Schwartz owns Meadowbrook Farms, a milk processing company.
"Are these the highest prices you've seen," Mason asked.
"Yes! Yes! And it's scary," Schwartz replied. "I can't believe I'm gonna be seeing milk selling for over $4 a gallon in the supermarkets over the summer."
A year ago, farmers were getting 95 cents a gallon for their raw milk. By this summer, that's expected to double. What's happening?
"What we really have here is a sandwich of different factors, all layered together, that are taking a big bite out of milk production," said Chris Galen, National Milk Producers Federation.
Last year when milk prices were near record lows, some dairy farmers went under. Some sold off parts of their herds.
"Because those cows frankly were worth more for their beef value than they were for their milk production," Galen explained.
Now suddenly there's not enough milk to meet the demand.
But however you stack it up, it's gonna mean higher milk prices. And it's not just milk you're going to be paying more for. It's going to effect every dairy product on your kitchen table."
Like ice cream, butter, and cheese. On the Chicago Mercantile Exchange, where cheese futures are traded, the price hit a record high today -- more than double last spring.

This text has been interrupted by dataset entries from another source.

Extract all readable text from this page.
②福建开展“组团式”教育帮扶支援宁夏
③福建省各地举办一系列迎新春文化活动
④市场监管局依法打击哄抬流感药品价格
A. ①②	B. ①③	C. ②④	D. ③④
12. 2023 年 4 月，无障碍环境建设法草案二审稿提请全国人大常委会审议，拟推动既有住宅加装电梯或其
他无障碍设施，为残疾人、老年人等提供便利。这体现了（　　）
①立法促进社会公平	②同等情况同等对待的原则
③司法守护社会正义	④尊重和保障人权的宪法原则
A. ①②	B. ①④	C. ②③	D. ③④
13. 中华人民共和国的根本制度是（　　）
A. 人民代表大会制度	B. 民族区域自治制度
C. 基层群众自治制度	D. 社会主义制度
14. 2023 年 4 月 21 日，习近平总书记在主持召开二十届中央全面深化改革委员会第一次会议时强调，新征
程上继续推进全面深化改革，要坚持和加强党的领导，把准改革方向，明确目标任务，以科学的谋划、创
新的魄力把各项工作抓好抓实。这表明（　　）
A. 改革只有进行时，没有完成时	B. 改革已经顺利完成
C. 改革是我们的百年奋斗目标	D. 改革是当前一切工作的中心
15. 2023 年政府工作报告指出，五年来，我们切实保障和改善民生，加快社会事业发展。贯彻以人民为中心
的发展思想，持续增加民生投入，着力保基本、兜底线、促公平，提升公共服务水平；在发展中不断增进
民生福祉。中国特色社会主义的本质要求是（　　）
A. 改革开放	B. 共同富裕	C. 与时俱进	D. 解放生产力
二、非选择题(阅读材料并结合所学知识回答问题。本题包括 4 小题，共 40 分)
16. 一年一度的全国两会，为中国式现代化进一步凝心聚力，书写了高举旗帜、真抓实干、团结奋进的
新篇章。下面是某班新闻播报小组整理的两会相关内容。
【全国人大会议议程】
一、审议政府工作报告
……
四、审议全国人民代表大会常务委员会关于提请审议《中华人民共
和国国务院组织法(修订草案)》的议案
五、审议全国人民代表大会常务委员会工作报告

"And they're skyrocketing. They're going up even more this month," said Paula Lambert, who runs "The Mozzarella Company" in Dallas.
Lambert says she couldn't hold out any longer. She's started raising her prices.
"It's certainly been an impact on our bottom line, when you see the price of your raw ingredients increase 70 percent over a period of four months," she said.
So expect some sticker shock in the dairy case soon.
"And its gonna last for awhile," said Schwartz. "I don't see an end to this happening at least for a year or so."
Because for the farmers at least, milk has become a cash cow again.